Marc Haseltine (National Geographic Marketing): Social media allows us to really amplify our stories and photographs with the share-to-your-network buttons in our emails. It takes it a step above what we can do with a normal email, because it adds scale as far as spreading the word within people’s social networks. It also allows us to build our email list. We direct people to sign up for our email list on social media. It gives us another relevant acquisition method that didn’t exist before.
DMN: Does social media pose a threat to email?
Haseltine: One of the advantages that email has over social is the database. With email, you can recognize and respect the behaviors and interests of your subscribers, and continue to evolve the relationship with subscribers over time. Data is key to that.
DMN: How do you tie your email efforts in with direct mail?
Haseltine: We’ve done cross-channel campaigns with email and direct mail that have alerted people about special membership or magazine offers that are on the way. It definitely generates a spike in orders. It is one way to connect the online with the offline world.
DMN: How are you integrating email with mobile?

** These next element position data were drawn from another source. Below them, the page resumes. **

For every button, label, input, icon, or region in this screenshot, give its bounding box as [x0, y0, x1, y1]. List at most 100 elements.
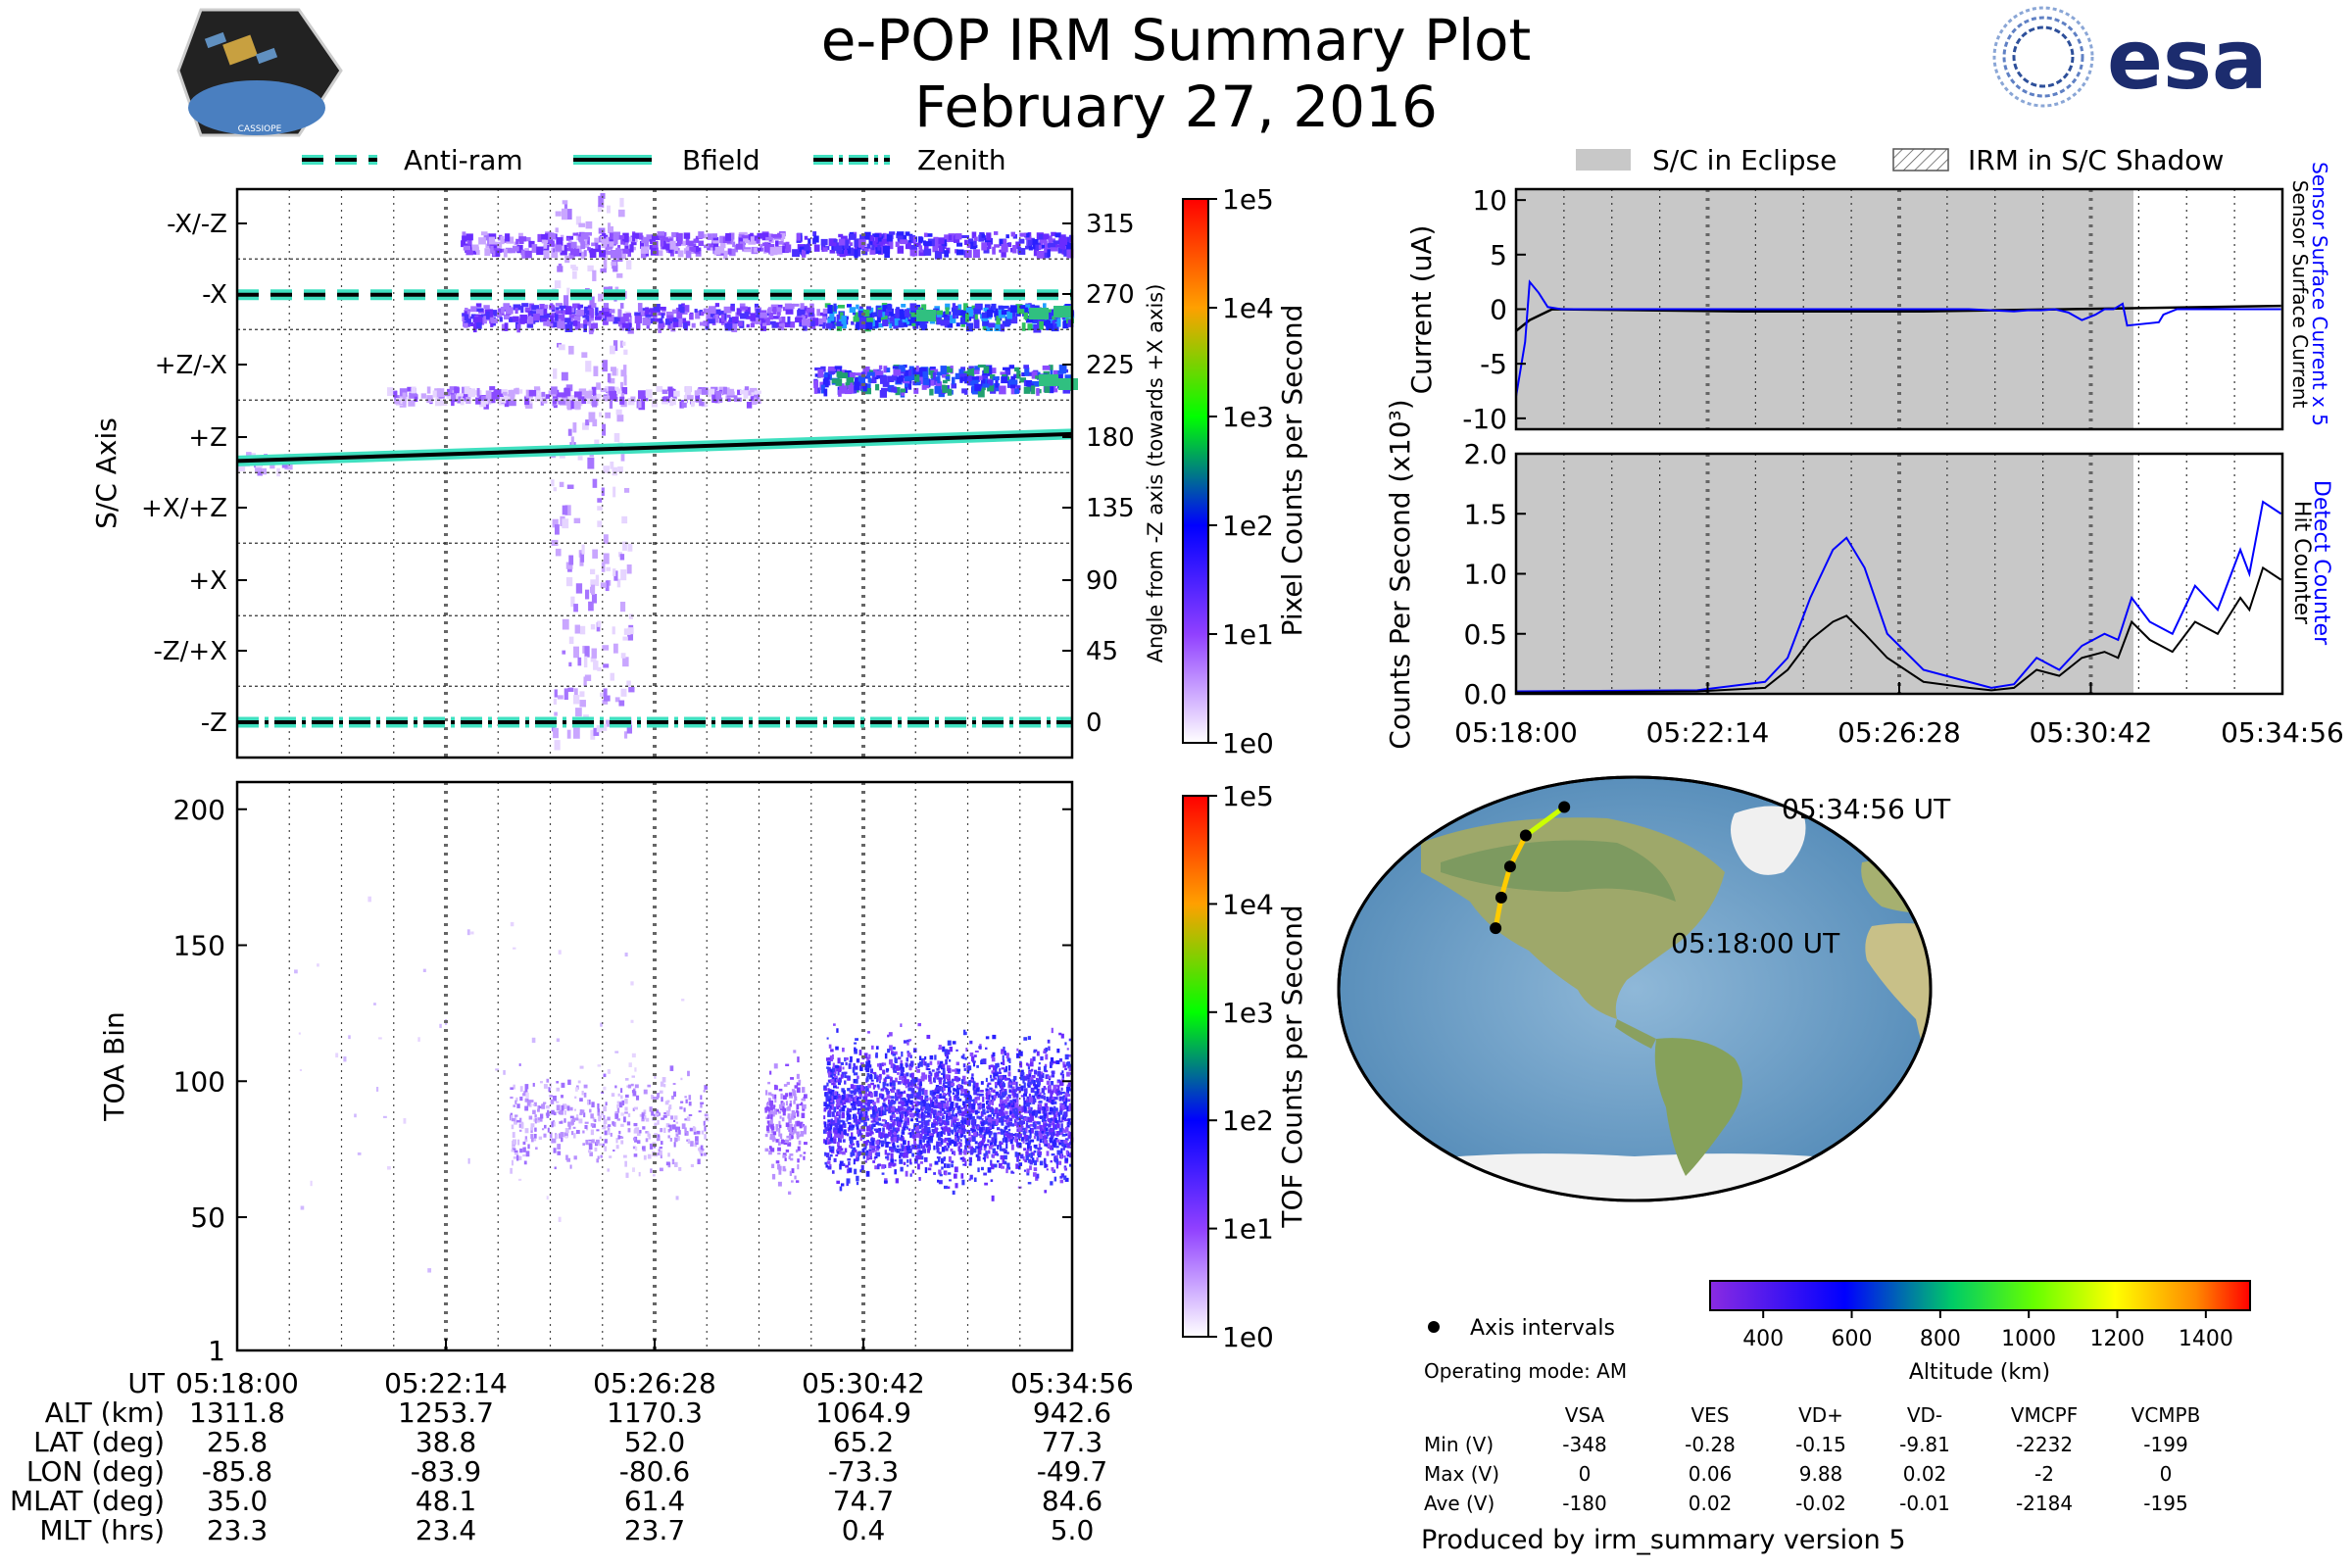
toa-heat-cell	[536, 1108, 540, 1112]
sc-heat-cell	[725, 395, 730, 402]
toa-heat-cell	[561, 1137, 564, 1143]
toa-heat-cell	[864, 1096, 868, 1102]
sc-heat-cell	[583, 676, 587, 687]
toa-heat-cell	[980, 1081, 984, 1085]
toa-heat-cell	[553, 1111, 557, 1116]
sc-heat-cell	[627, 629, 634, 641]
sc-heat-cell	[462, 231, 466, 237]
toa-heat-cell	[964, 1103, 968, 1107]
toa-heat-cell	[876, 1145, 880, 1150]
sc-heat-cell	[420, 393, 426, 399]
toa-heat-cell	[835, 1111, 840, 1117]
toa-heat-cell	[1017, 1142, 1021, 1146]
sc-heat-cell	[841, 385, 848, 394]
sc-heat-cell	[575, 708, 582, 717]
toa-heat-cell	[903, 1107, 906, 1112]
toa-heat-cell	[835, 1046, 839, 1051]
toa-heat-cell	[997, 1152, 1000, 1156]
sc-heat-cell	[481, 396, 488, 402]
toa-heat-cell	[798, 1140, 802, 1146]
sc-axis-lines	[236, 289, 1073, 728]
toa-heat-cell	[633, 1153, 638, 1157]
toa-heat-cell	[923, 1110, 927, 1113]
toa-heat-cell	[1048, 1088, 1052, 1094]
toa-heat-cell	[825, 1164, 829, 1168]
toa-heat-cell	[845, 1061, 848, 1066]
toa-heat-cell	[923, 1134, 928, 1137]
sc-heat-cell	[599, 250, 606, 258]
toa-heat-cell	[951, 1160, 955, 1163]
toa-heat-cell	[1063, 1106, 1068, 1110]
toa-heat-cell	[831, 1170, 835, 1174]
sc-heat-cell	[491, 396, 496, 404]
sc-heat-cell	[728, 317, 734, 322]
sc-heat-cell	[850, 382, 854, 392]
toa-heat-cell	[835, 1103, 839, 1108]
sc-heat-cell	[603, 466, 611, 473]
toa-heat-cell	[564, 1103, 567, 1108]
sc-heat-cell	[619, 554, 625, 561]
sc-heat-cell	[856, 304, 859, 310]
toa-heat-cell	[661, 1117, 665, 1120]
sc-heat-cell	[987, 379, 994, 386]
toa-heat-cell	[986, 1094, 989, 1101]
toa-heat-cell	[912, 1082, 916, 1087]
sc-heat-cell	[906, 375, 915, 381]
sc-heat-cell	[553, 727, 559, 739]
toa-heat-cell	[877, 1107, 881, 1111]
pixel-colorbar-label: Pixel Counts per Second	[1276, 305, 1308, 637]
sc-heat-cell	[933, 236, 939, 246]
toa-heat-cell	[855, 1088, 858, 1094]
toa-heat-cell	[1050, 1181, 1054, 1186]
toa-heat-cell	[910, 1088, 915, 1094]
toa-heat-cell	[1066, 1071, 1070, 1077]
toa-heat-cell	[591, 1139, 595, 1144]
sc-heat-cell	[865, 383, 871, 391]
toa-heat-cell	[1056, 1081, 1059, 1084]
sc-axis-tick-label: +X/+Z	[141, 494, 227, 523]
toa-heat-cell	[946, 1142, 950, 1146]
toa-heat-cell	[895, 1116, 900, 1122]
sc-heat-cell	[738, 233, 745, 238]
toa-heat-cell	[829, 1153, 833, 1157]
sc-heat-cell	[746, 316, 752, 319]
sc-heat-cell	[581, 544, 585, 555]
toa-heat-cell	[908, 1085, 912, 1091]
toa-heat-cell	[1061, 1142, 1066, 1147]
sc-heat-cell	[1026, 243, 1033, 249]
sc-heat-cell	[603, 395, 611, 401]
sc-heat-cell	[464, 310, 469, 317]
toa-heat-cell	[836, 1151, 841, 1154]
toa-heat-cell	[1000, 1061, 1004, 1065]
toa-heat-cell	[777, 1142, 781, 1147]
sc-heat-cell	[777, 304, 783, 309]
toa-heat-cell	[621, 1100, 625, 1105]
toa-heat-cell	[969, 1114, 972, 1120]
toa-heat-cell	[624, 1111, 628, 1114]
sc-heat-cell	[609, 225, 614, 235]
toa-heat-cell	[882, 1110, 887, 1116]
toa-heat-cell	[874, 1111, 878, 1117]
sc-heat-cell	[594, 237, 599, 244]
sc-heat-cell	[754, 390, 761, 394]
toa-heat-cell	[1020, 1106, 1024, 1112]
toa-heat-cell	[604, 1130, 608, 1136]
toa-heat-cell	[561, 1104, 564, 1111]
toa-heat-cell	[798, 1079, 802, 1084]
toa-heat-cell	[884, 1138, 887, 1145]
sc-heat-cell	[575, 216, 581, 225]
toa-heat-cell	[647, 1084, 652, 1088]
toa-heat-cell	[889, 1045, 893, 1052]
sc-heat-cell	[673, 242, 681, 247]
toa-heat-cell	[534, 1114, 537, 1118]
toa-heat-cell	[1061, 1070, 1064, 1074]
toa-heat-cell	[918, 1055, 922, 1060]
toa-heat-cell	[858, 1050, 862, 1055]
sc-heat-cell	[852, 389, 858, 394]
toa-heat-cell	[514, 1114, 518, 1117]
toa-heat-cell	[841, 1111, 845, 1117]
toa-heat-cell	[857, 1075, 859, 1079]
toa-heat-cell	[539, 1117, 543, 1122]
sc-heat-cell	[488, 236, 496, 245]
toa-heat-cell	[636, 1140, 641, 1145]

Haseltine: We are paying a lot of attention to the devices that different people are using when they visit our site. We have detection tools to know if someone is opening an email on, say, an iPhone or an Android phone. We use this to send email offers promoting our apps to people that we know are viewing our pages on mobile devices, as opposed to sending irrelevant messages to people not on those devices. That is an emerging initiative for us.
DMN: What new trends do you expect to see in email in the coming year?
Haseltine: We’ll see more cross-channel integration. We are now in the baby steps of it all. Campaigns that are more integrated with email and social and mobile will get more sophisticated. Also, the trend will move away from the ‘Deal of the Day,’ which seems to have taken over these days. A lot of companies have replicated Groupon and LivingSocial deals, but I think that may die out in the next year or so.